Electrical – How to detect sub-second interruptions in mains electricity supply

electricaltoolstroubleshooting

TL;DR: Is there a cheap and simple tool for detection of very brief mains power outages?

Long story and explanation:

Yesterday and today we experienced three or four interruptions in mains electricity supply – some appliances with switched power supply units (PC screens, LED lights) flickered or failes for a very brief period of time, while appliances with good ol' transformer+rectifier setup (like the clock display on the oven panel) didn't seem to be bothered by them.

I firmly believe that we have had many of these in past two years, as these glitches manifest themselves by various strange effects that I can't find better explanations for (fridge-freezer box somehow stops refrigerating and sounds an alarm few hours later, the wifi access point seems to brown out and functions very erratically until next restart, one PC headless restarts itself).

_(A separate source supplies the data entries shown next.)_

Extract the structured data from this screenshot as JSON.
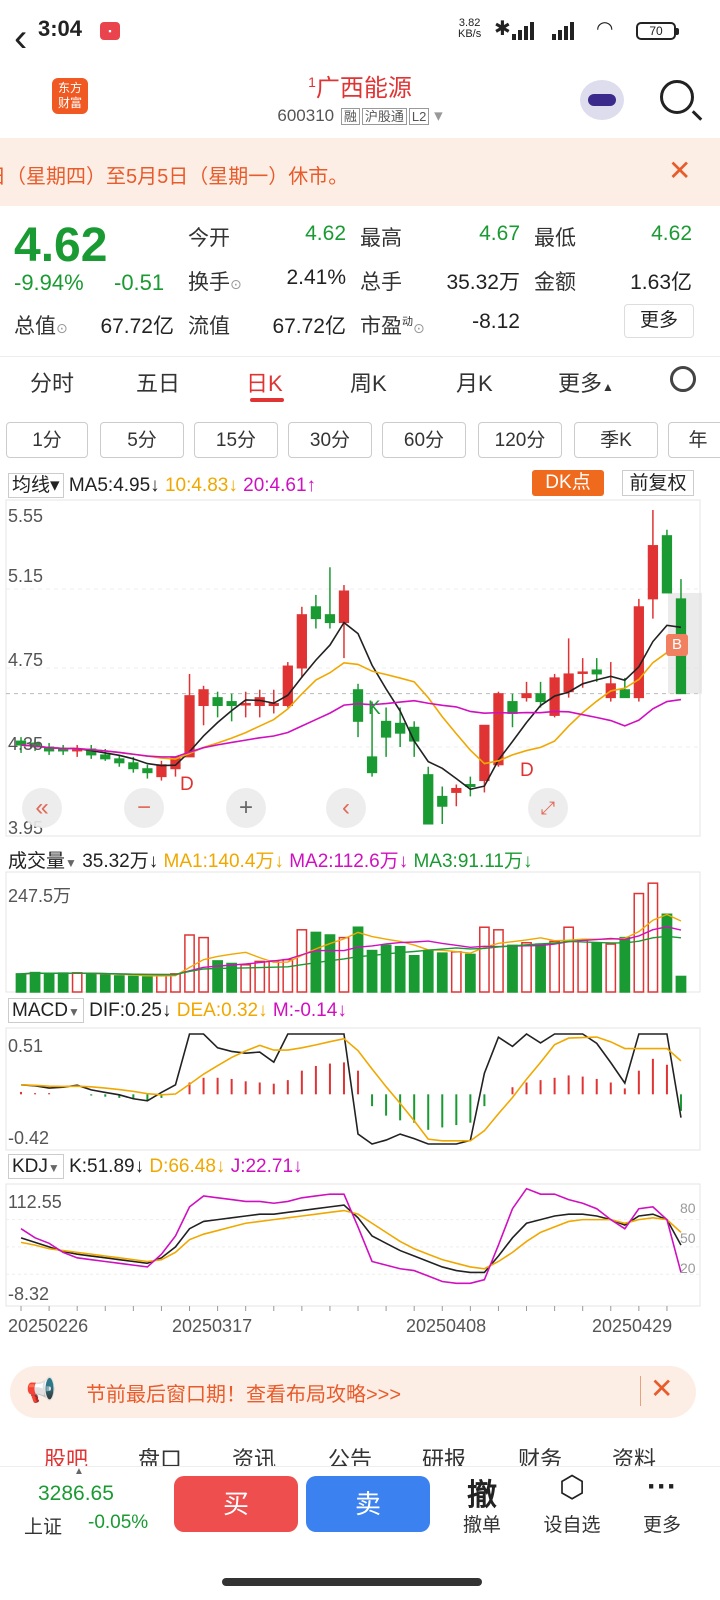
{
  "status_bar": {
    "time": "3:04",
    "net_speed": "3.82",
    "net_unit": "KB/s",
    "battery": "70"
  },
  "header": {
    "logo_line1": "东方",
    "logo_line2": "财富",
    "stock_prefix": "1",
    "stock_name": "广西能源",
    "stock_code": "600310",
    "tags": [
      "融",
      "沪股通",
      "L2"
    ]
  },
  "notice": {
    "text": "日（星期四）至5月5日（星期一）休市。"
  },
  "quote": {
    "price": "4.62",
    "change_pct": "-9.94%",
    "change_amt": "-0.51",
    "fields": [
      {
        "label": "今开",
        "value": "4.62"
      },
      {
        "label": "最高",
        "value": "4.67"
      },
      {
        "label": "最低",
        "value": "4.62"
      },
      {
        "label": "换手",
        "value": "2.41%"
      },
      {
        "label": "总手",
        "value": "35.32万"
      },
      {
        "label": "金额",
        "value": "1.63亿"
      },
      {
        "label": "总值",
        "value": "67.72亿"
      },
      {
        "label": "流值",
        "value": "67.72亿"
      },
      {
        "label": "市盈",
        "label_sup": "动",
        "value": "-8.12"
      }
    ],
    "more": "更多"
  },
  "tabs": [
    "分时",
    "五日",
    "日K",
    "周K",
    "月K",
    "更多"
  ],
  "active_tab": "日K",
  "periods": [
    "1分",
    "5分",
    "15分",
    "30分",
    "60分",
    "120分",
    "季K",
    "年"
  ],
  "kline": {
    "ma_label": "均线",
    "ma5": "MA5:4.95",
    "ma10": "10:4.83",
    "ma20": "20:4.61",
    "dk_label": "DK点",
    "adjust_label": "前复权",
    "y_ticks": [
      "5.55",
      "5.15",
      "4.75",
      "4.35",
      "3.95"
    ],
    "markers": [
      "D",
      "K",
      "D",
      "B"
    ]
  },
  "volume": {
    "label": "成交量",
    "value": "35.32万",
    "ma1": "MA1:140.4万",
    "ma2": "MA2:112.6万",
    "ma3": "MA3:91.11万",
    "y_top": "247.5万"
  },
  "macd": {
    "label": "MACD",
    "dif": "DIF:0.25",
    "dea": "DEA:0.32",
    "m": "M:-0.14",
    "y_top": "0.51",
    "y_bottom": "-0.42"
  },
  "kdj": {
    "label": "KDJ",
    "k": "K:51.89",
    "d": "D:66.48",
    "j": "J:22.71",
    "y_top": "112.55",
    "y_bottom": "-8.32",
    "levels": [
      "80",
      "50",
      "20"
    ]
  },
  "x_dates": [
    "20250226",
    "20250317",
    "20250408",
    "20250429"
  ],
  "promo": {
    "text": "节前最后窗口期！查看布局攻略>>>"
  },
  "bottom_tabs": [
    "股吧",
    "盘口",
    "资讯",
    "公告",
    "研报",
    "财务",
    "资料"
  ],
  "bottom_bar": {
    "index_value": "3286.65",
    "index_name": "上证",
    "index_change": "-0.05%",
    "buy": "买",
    "sell": "卖",
    "actions": [
      {
        "icon": "撤",
        "label": "撤单"
      },
      {
        "icon": "⬡",
        "label": "设自选"
      },
      {
        "icon": "···",
        "label": "更多"
      }
    ]
  },
  "colors": {
    "up": "#e03434",
    "down": "#1a9a32",
    "ma5": "#222222",
    "ma10": "#f0a800",
    "ma20": "#d010c0",
    "accent": "#f06a1e"
  },
  "candles": [
    [
      4.38,
      4.4,
      4.32,
      4.36
    ],
    [
      4.37,
      4.39,
      4.33,
      4.35
    ],
    [
      4.35,
      4.37,
      4.31,
      4.33
    ],
    [
      4.34,
      4.36,
      4.31,
      4.33
    ],
    [
      4.33,
      4.36,
      4.3,
      4.34
    ],
    [
      4.34,
      4.36,
      4.29,
      4.31
    ],
    [
      4.31,
      4.34,
      4.28,
      4.29
    ],
    [
      4.29,
      4.31,
      4.25,
      4.27
    ],
    [
      4.27,
      4.3,
      4.22,
      4.24
    ],
    [
      4.24,
      4.26,
      4.19,
      4.22
    ],
    [
      4.2,
      4.28,
      4.18,
      4.26
    ],
    [
      4.24,
      4.3,
      4.2,
      4.3
    ],
    [
      4.3,
      4.72,
      4.3,
      4.61
    ],
    [
      4.56,
      4.66,
      4.46,
      4.64
    ],
    [
      4.6,
      4.63,
      4.5,
      4.56
    ],
    [
      4.58,
      4.62,
      4.48,
      4.56
    ],
    [
      4.57,
      4.63,
      4.5,
      4.57
    ],
    [
      4.56,
      4.64,
      4.5,
      4.6
    ],
    [
      4.56,
      4.64,
      4.52,
      4.57
    ],
    [
      4.56,
      4.78,
      4.55,
      4.76
    ],
    [
      4.75,
      5.06,
      4.7,
      5.02
    ],
    [
      5.06,
      5.12,
      4.95,
      5.0
    ],
    [
      5.02,
      5.26,
      4.95,
      4.98
    ],
    [
      4.98,
      5.17,
      4.8,
      5.14
    ],
    [
      4.64,
      4.67,
      4.4,
      4.48
    ],
    [
      4.3,
      4.58,
      4.2,
      4.22
    ],
    [
      4.48,
      4.55,
      4.3,
      4.4
    ],
    [
      4.47,
      4.55,
      4.35,
      4.42
    ],
    [
      4.45,
      4.48,
      4.3,
      4.38
    ],
    [
      4.21,
      4.25,
      3.97,
      3.96
    ],
    [
      4.1,
      4.15,
      3.96,
      4.05
    ],
    [
      4.12,
      4.16,
      4.05,
      4.14
    ],
    [
      4.16,
      4.2,
      4.1,
      4.15
    ],
    [
      4.18,
      4.45,
      4.12,
      4.46
    ],
    [
      4.26,
      4.63,
      4.25,
      4.62
    ],
    [
      4.58,
      4.62,
      4.45,
      4.52
    ],
    [
      4.6,
      4.68,
      4.58,
      4.62
    ],
    [
      4.62,
      4.68,
      4.55,
      4.58
    ],
    [
      4.51,
      4.72,
      4.5,
      4.7
    ],
    [
      4.63,
      4.9,
      4.6,
      4.72
    ],
    [
      4.73,
      4.8,
      4.65,
      4.73
    ],
    [
      4.74,
      4.8,
      4.68,
      4.72
    ],
    [
      4.6,
      4.78,
      4.58,
      4.67
    ],
    [
      4.64,
      4.7,
      4.6,
      4.6
    ],
    [
      4.6,
      5.1,
      4.58,
      5.06
    ],
    [
      5.1,
      5.55,
      5.0,
      5.37
    ],
    [
      5.42,
      5.45,
      5.18,
      5.13
    ],
    [
      5.1,
      5.2,
      4.62,
      4.62
    ]
  ],
  "volumes": [
    70,
    75,
    72,
    73,
    74,
    68,
    65,
    62,
    60,
    58,
    66,
    70,
    220,
    210,
    120,
    110,
    105,
    118,
    120,
    125,
    240,
    230,
    220,
    210,
    250,
    160,
    180,
    175,
    140,
    160,
    150,
    155,
    145,
    250,
    240,
    180,
    190,
    185,
    195,
    250,
    200,
    190,
    185,
    210,
    380,
    420,
    300,
    60
  ],
  "macd_values": [
    0.02,
    0.01,
    0.01,
    0.0,
    0.0,
    -0.01,
    -0.02,
    -0.03,
    -0.04,
    -0.05,
    -0.03,
    0.0,
    0.1,
    0.14,
    0.14,
    0.13,
    0.11,
    0.1,
    0.09,
    0.12,
    0.2,
    0.24,
    0.26,
    0.27,
    0.2,
    -0.1,
    -0.18,
    -0.22,
    -0.24,
    -0.3,
    -0.28,
    -0.26,
    -0.24,
    -0.1,
    0.0,
    0.06,
    0.1,
    0.12,
    0.14,
    0.16,
    0.15,
    0.13,
    0.1,
    0.05,
    0.2,
    0.3,
    0.25,
    -0.14
  ],
  "kdj_k": [
    60,
    55,
    50,
    45,
    42,
    40,
    38,
    36,
    34,
    32,
    38,
    50,
    70,
    78,
    80,
    82,
    84,
    86,
    86,
    88,
    90,
    92,
    94,
    96,
    82,
    62,
    54,
    46,
    40,
    34,
    28,
    24,
    22,
    22,
    40,
    60,
    76,
    80,
    84,
    86,
    86,
    84,
    80,
    74,
    84,
    86,
    80,
    52
  ],
  "kdj_d": [
    55,
    52,
    48,
    46,
    44,
    42,
    40,
    38,
    36,
    34,
    36,
    44,
    58,
    64,
    68,
    72,
    76,
    78,
    80,
    82,
    84,
    86,
    88,
    90,
    86,
    76,
    66,
    56,
    48,
    42,
    36,
    32,
    28,
    26,
    34,
    44,
    56,
    66,
    72,
    78,
    80,
    80,
    80,
    76,
    80,
    82,
    80,
    66
  ],
  "kdj_j": [
    70,
    60,
    54,
    44,
    38,
    36,
    34,
    32,
    30,
    28,
    42,
    62,
    94,
    106,
    104,
    102,
    100,
    100,
    98,
    100,
    104,
    106,
    108,
    108,
    72,
    34,
    30,
    26,
    24,
    18,
    12,
    10,
    10,
    14,
    52,
    92,
    114,
    108,
    108,
    102,
    98,
    92,
    80,
    70,
    92,
    94,
    80,
    22
  ]
}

I've had the utility guy over today, he measured our mains tap (voltage, impedance, inter-phase impedance difference etc.) and he said everything looked good on their part so he can't really do anything. He further said I need to check my own wiring, which I will do, but I suspect there is something amiss at the utility since the whole building of 5 units experinces similar weird occurrences as we do. Lastly, he said I should talk to our neighbors and ask if they have similar problems. If they do, he'll come back and do more checks (we are connected to an underground cable which may be failing somewhere but he has no means of detecting that before a full blown failure and as per his measurements right now everything looks good).

Now it took me some two years to actually witness this phenomena, as it usually happened when I was away or in broad daylight with no lights on, and one could only guess we had this brief outage hours later when the fridge/wifi problems manifested themselves. I'm a bit on the technical side of thing, whereas my neighbors are not. Which means even if I ask them, I doubt they won't be able to give me a definite answer whether they, too, get these glitches.

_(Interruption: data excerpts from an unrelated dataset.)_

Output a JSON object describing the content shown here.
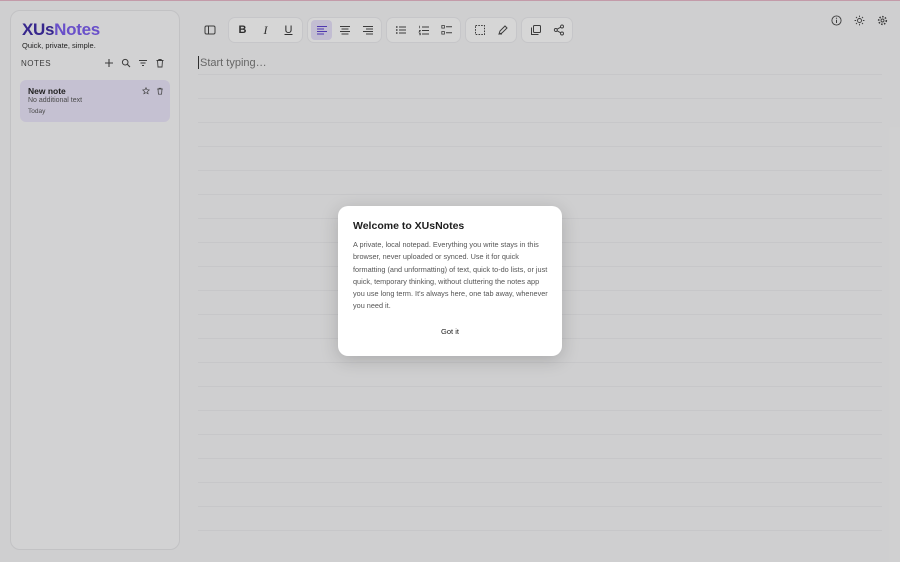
{
  "brand": {
    "name_x": "XUs",
    "name_rest": "Notes",
    "tagline": "Quick, private, simple."
  },
  "sidebar": {
    "notes_label": "NOTES",
    "icons": [
      "add-icon",
      "search-icon",
      "sort-icon",
      "trash-icon"
    ],
    "notes": [
      {
        "title": "New note",
        "preview": "No additional text",
        "date": "Today"
      }
    ]
  },
  "toolbar": {
    "groups": [
      [
        "sidebar-toggle-icon"
      ],
      [
        "bold",
        "italic",
        "underline"
      ],
      [
        "align-left",
        "align-center",
        "align-right"
      ],
      [
        "bullet-list",
        "numbered-list",
        "checklist"
      ],
      [
        "select",
        "highlight"
      ],
      [
        "copy",
        "share"
      ]
    ],
    "bold_label": "B",
    "italic_label": "I",
    "underline_label": "U",
    "active": "align-left"
  },
  "top_right": [
    "info-icon",
    "theme-icon",
    "settings-icon"
  ],
  "editor": {
    "placeholder": "Start typing…"
  },
  "modal": {
    "title": "Welcome to XUsNotes",
    "body": "A private, local notepad. Everything you write stays in this browser, never uploaded or synced. Use it for quick formatting (and unformatting) of text, quick to-do lists, or just quick, temporary thinking, without cluttering the notes app you use long term. It's always here, one tab away, whenever you need it.",
    "button": "Got it"
  },
  "colors": {
    "accent": "#7b5cf0",
    "accent_dark": "#3d2aa6",
    "selected_note": "#ebe6fb"
  }
}
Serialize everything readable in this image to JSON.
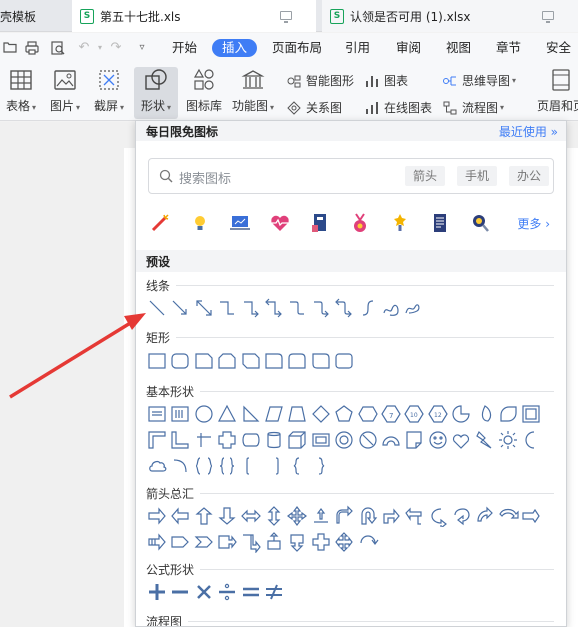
{
  "tabs": [
    {
      "label": "壳模板"
    },
    {
      "label": "第五十七批.xls"
    },
    {
      "label": "认领是否可用 (1).xlsx"
    }
  ],
  "menu": {
    "items": [
      "开始",
      "插入",
      "页面布局",
      "引用",
      "审阅",
      "视图",
      "章节",
      "安全"
    ],
    "active_index": 1
  },
  "ribbon": {
    "table": "表格",
    "picture": "图片",
    "screenshot": "截屏",
    "shape": "形状",
    "icon_lib": "图标库",
    "func_chart": "功能图",
    "smart_graphic": "智能图形",
    "chart": "图表",
    "mind_map": "思维导图",
    "relation_map": "关系图",
    "online_chart": "在线图表",
    "flowchart": "流程图",
    "header_footer": "页眉和页"
  },
  "panel": {
    "title": "每日限免图标",
    "recent": "最近使用",
    "search_placeholder": "搜索图标",
    "chips": [
      "箭头",
      "手机",
      "办公"
    ],
    "more": "更多",
    "preset": "预设",
    "categories": {
      "lines": "线条",
      "rect": "矩形",
      "basic": "基本形状",
      "arrows": "箭头总汇",
      "formula": "公式形状",
      "flow": "流程图"
    }
  },
  "colors": {
    "accent": "#3f7df5",
    "shape_stroke": "#4a6fa5",
    "annotation": "#e53935"
  },
  "gallery_icons": [
    "firework-icon",
    "lightbulb-icon",
    "laptop-chart-icon",
    "heartbeat-icon",
    "notebook-icon",
    "medal-icon",
    "trophy-icon",
    "document-icon",
    "magnifier-icon"
  ]
}
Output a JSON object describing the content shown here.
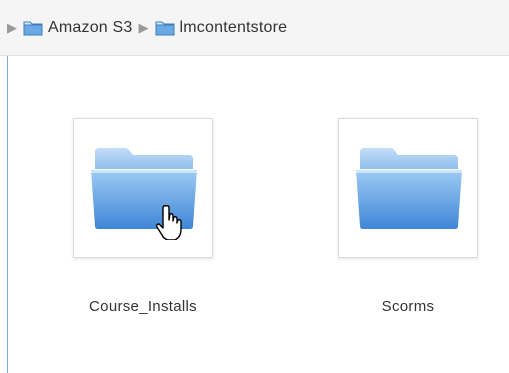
{
  "breadcrumb": {
    "items": [
      {
        "label": "Amazon S3",
        "icon": "folder-icon"
      },
      {
        "label": "lmcontentstore",
        "icon": "folder-icon"
      }
    ],
    "separator_icon": "triangle-right-icon"
  },
  "folders": [
    {
      "name": "Course_Installs",
      "icon": "folder-icon",
      "hovered": true
    },
    {
      "name": "Scorms",
      "icon": "folder-icon",
      "hovered": false
    }
  ],
  "colors": {
    "folder_light": "#a9d0f5",
    "folder_dark": "#4a8ed8",
    "breadcrumb_bg": "#f5f5f5",
    "text": "#333333"
  }
}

So I'm thinking if I could get them some simple and power efficient gadget for them to plug in to their own socket somewhere, I could just ask them whether the thing has gone dark/silent/pop/kaboom lately, and we all would get a nice answer to a complicated question.

All I could think of was a relay feedback loop which must be manually "activated" and the loop will open on power failure in the relay. But I would prefer a off-the-shelf solution one can buy chaply in a shop, as I don't really want to give my nice neighbors a strange gadget I engineered to put into their wall sockets (and I'm not certified to manufacture such things either).

I specifically don't ask about checking my own electrical installation, as I'll have a professional do it. Also our wiring is three years old and had to be checked officially before we were actually allowed to move in and use it.

Our location is the Czech Republic, Europe. We have three phase 240 V burried cable mains with 8 separate meters for various units, staircase etc.

Best Answer

Personally I would solder your self-latching relay solution. It's simple. If you don't like working with 240V, maybe an AC relay after a transformer or even a DC relay after a USB charger could work. Of course, check to make sure it triggers on brief interruptions.

You can even connect a clock to the switched side (e.g. a timer - but one with a mechanical motor) and determine when the outage happened based on when the clock stopped.

Have you looked at "power logger" "voltage logger" or "energy logger"? You'd have to check the specs if glitches are recorded. A "data logger" and the "voltage logger" are likely the most versatile to log brief/glitch events.

Alternatively, you can

  • record the DC voltage after a usb charger and a tone generator using a voice recorder app, and use a simple computer script or audio editor to find the time and duration. Or record the AC hum/cycle, double it to 100Hz using a rectifier bridge, in case 50Hz is filtered out before recording.
  • use a video triggered webcam directed at a light to get the time info. The ensuing "dark flash" would have to trigger a recording, and it can even notify you by WiFi
  • hook up a relay to an alarm circuit, a cheap one with WiFi/internet notification and logging.

If any of these get close to what you would like to try, we can discuss the details if needed, to help you further along.